Wired Magazine – 16.10 – October 2008

October 22, 2008



Wired Magazine is so content-rich that I often save it for plane flights, brainstorming mornings or train travel. It’s regularly so brilliant that I don’t trust myself to use it as my before-bed reading as I’m likely to read something and then have crazy Einstein dreams all night long.

Coincidentally, the October issue features the 2008 Smart List as its lead feature. This piece starts out by explaining that the magazine has spoken with 15 smart people who have “big ideas about how to fix the things that need fixing” for the next president – whoever that might be.

From telling the next president that he shouldn’t pay much attention to India and instead focus on places like Mexico, Canada, Egypt, Colombia and Uzbekistan, to the dictum that Washington DC has to become aware of how to use the Web and finally enter the 21st century, this is mind-wrenching stuff.

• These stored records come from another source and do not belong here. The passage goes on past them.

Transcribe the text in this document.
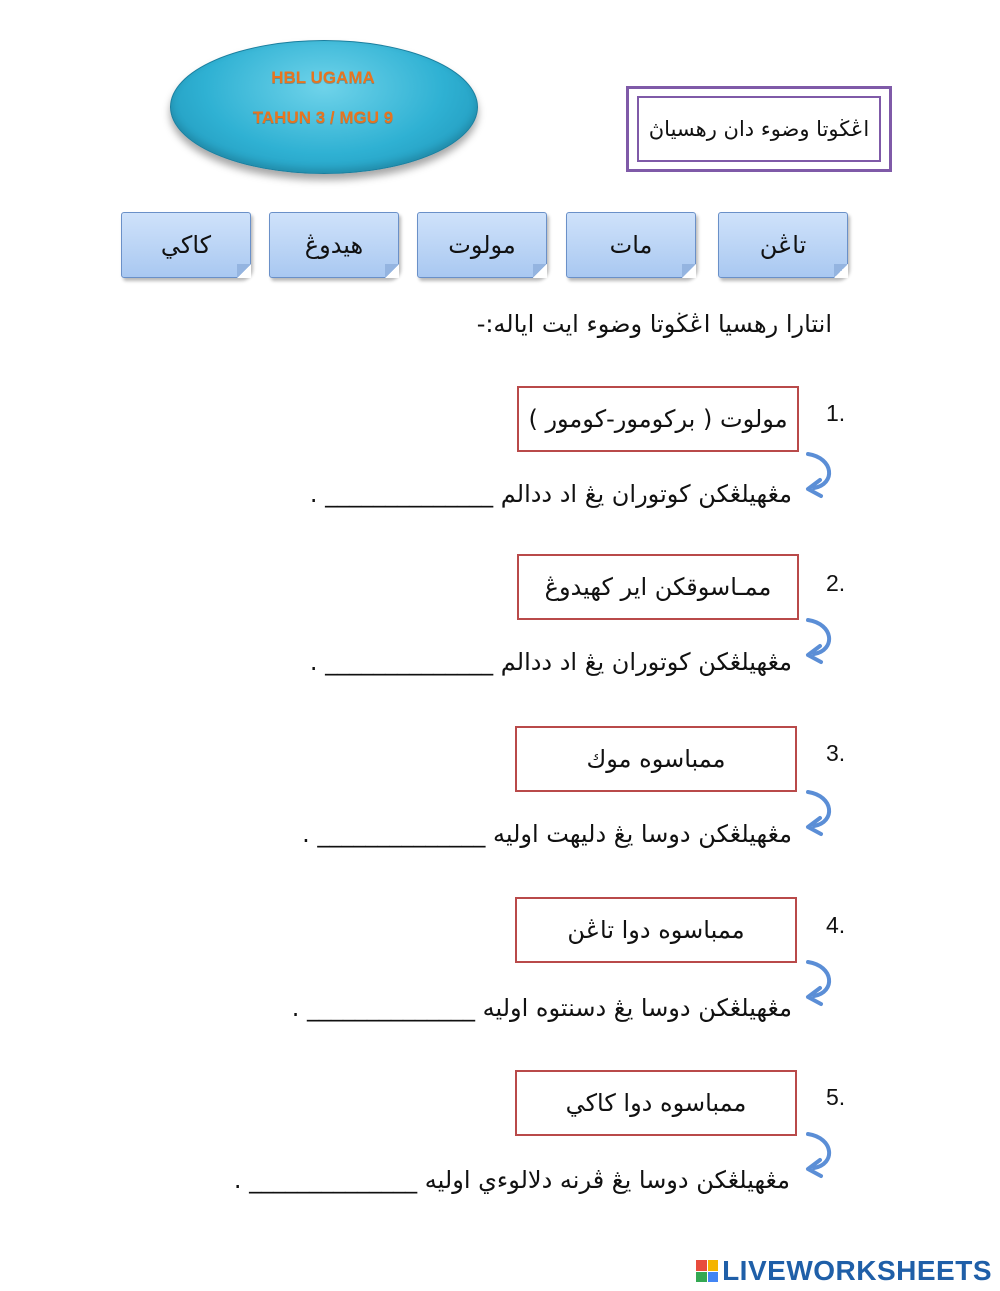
HBL UGAMA
TAHUN 3 / MGU 9	اڠڬوتا وضوء دان رهسياڽ
تاڠن
مات
مولوت
هيدوڠ
كاكي
انتارا رهسيا اڠڬوتا وضوء ايت اياله:-
1.
مولوت ( بركومور-كومور )
مڠهيلڠكن كوتوران يڠ اد ددالم ______________ .
2.
ممـاسوقكن اير كهيدوڠ
مڠهيلڠكن كوتوران يڠ اد ددالم ______________ .
3.
ممباسوه موك
مڠهيلڠكن دوسا يڠ دليهت اوليه ______________ .
4.
ممباسوه دوا تاڠن
مڠهيلڠكن دوسا يڠ دسنتوه اوليه ______________ .
5.
ممباسوه دوا كاكي
مڠهيلڠكن دوسا يڠ ڤرنه دلالوءي اوليه ______________ .
LIVEWORKSHEETS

Looking for a lighter piece? Wired always has fun stuff like the interview with John Hodgman on page 108. Writer Adam Rogers does a great job in letting Hodgman explain how he’s an expert on everything and how his next book – More Information Than You Require – proves that assertion.

Other highlights in this issue include the one-page piece telling you exactly what’s inside Orbit Gum. Don’t be surprised, it includes formaldehyde. Tasty.

And be sure to flip over to page 68 for the product test of three cell phones that purport to be iPhone wannabes.

Near the back of this issue is the profile of Weird Al Yankovic by Brian Raftery. The author spends enough time with Yankovic to detail the artist’s decades in the business from his first music video 25 years ago to his recent 47-stop tour. You’ll learn a lot about the musician’s motivation and creative process in this nicely paced article.

And lastly, there’s a true science feature that talks about how some scientists are trying to put a barcode on everything on Earth. Maybe not ON each tree, animal, and curtain. But they’re showing it’s possible to code things so perfectly that identification becomes easy as reading a number.

The quote on a photo of moths says, “Barcodes work for cans of soup. Why not bugs?”